Final motivation: Just in case some of those students are reading this and can continue to learn from my fumbling around, here are the steps I followed…

Eliminate some suspects: Chris and I are using the same page-building tools, but different page templates with different style sheets. I’d read that Safari’s earlier versions had trouble with CSS, so that was the starting point.

Basic debugging:

I made a copy of Chris’s page code, opened it in a text editor, deleted all the CSS information, and tried my new copy. All the links worked!

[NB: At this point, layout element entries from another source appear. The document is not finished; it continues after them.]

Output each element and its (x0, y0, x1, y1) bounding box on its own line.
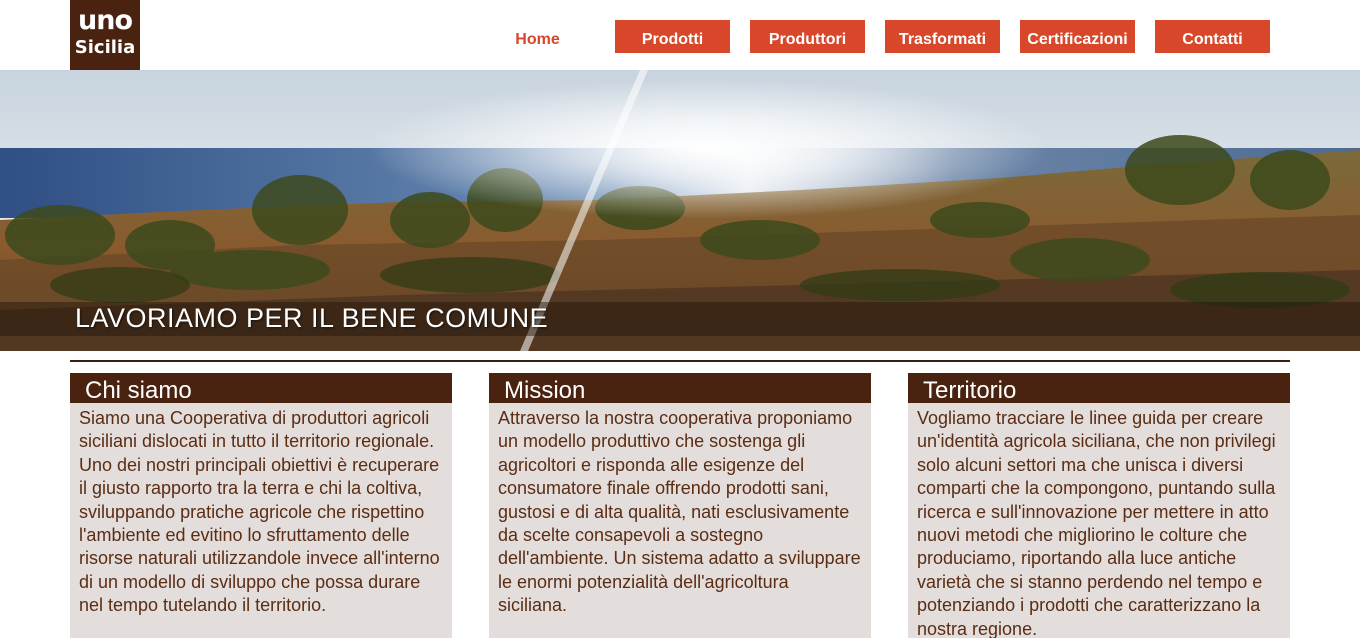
nav-certificazioni[interactable]: Certificazioni (1020, 20, 1135, 53)
column-territorio: Territorio Vogliamo tracciare le linee g… (908, 373, 1290, 638)
hero-caption: LAVORIAMO PER IL BENE COMUNE (75, 303, 549, 333)
column-chi-siamo: Chi siamo Siamo una Cooperativa di produ… (70, 373, 452, 638)
nav-prodotti[interactable]: Prodotti (615, 20, 730, 53)
section-divider (70, 360, 1290, 362)
column-text: Vogliamo tracciare le linee guida per cr… (917, 408, 1276, 638)
column-title: Chi siamo (70, 373, 452, 403)
site-logo[interactable]: uno Sicilia (70, 0, 140, 70)
column-text: Attraverso la nostra cooperativa proponi… (498, 408, 861, 616)
site-header: uno Sicilia Home Prodotti Produttori Tra… (0, 0, 1360, 70)
nav-home[interactable]: Home (500, 20, 575, 53)
column-mission: Mission Attraverso la nostra cooperativa… (489, 373, 871, 638)
nav-trasformati[interactable]: Trasformati (885, 20, 1000, 53)
logo-line1: uno (78, 5, 133, 36)
column-title: Mission (489, 373, 871, 403)
nav-contatti[interactable]: Contatti (1155, 20, 1270, 53)
column-text: Siamo una Cooperativa di produttori agri… (79, 408, 440, 616)
nav-produttori[interactable]: Produttori (750, 20, 865, 53)
column-title: Territorio (908, 373, 1290, 403)
hero-banner: LAVORIAMO PER IL BENE COMUNE (0, 70, 1360, 351)
logo-line2: Sicilia (74, 37, 136, 58)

Then I put back the CSS a piece at a time until the links stopped working. (OK, it was a slow Sunday afternoon.)

A few dozen lines into the CSS code, in the “#content” section, there’s a line that says “float:left;” — take it out, and the links all work. Put back the rest of the CSS code, they still work. Put that one line back, the links stop working.

I still don’t know what all of the styles do, or why the problem happens, but removing that line is a good enough “workaround,” and the rest of the page still looks fine.

Googling around, I see that the “float:” concept has some history of giving the browser-builders problems. Maybe these sites offer a clue…

http://lists.evolt.org/archive/Week-of-Mon-20030602/141902.html

http://diveintomark.org/safari/

In fact, my two-year-old copy of Jennifer Niederst’s Web Design in a Nutshell even says, “Support for the float property is poor as of this writing, but it should prove useful in the future for creating drop caps and similar effects.” I guess “the future” isn’t all the way here yet.

As for identifying the content vs. table conflict, I used a similar cut and paste trial. I used the original style sheet, but deleted all the contents of the page except for a one cell table with one link inside. The link didn’t work until I removed the “content” tag. I tried the tag again, without the table, and the link worked.

Meanwhile, in the time it took me to post the first draft of this info, Dave Winer has posted a note about the CSS problem, and another reader contributed the same workaround — someone who isn’t as verbose as I am. Oh well. I hope somebody out there finds this long-winded explanation educational! Unfortunately, the actual fixing of Chris’s page may have to wait until Thursday.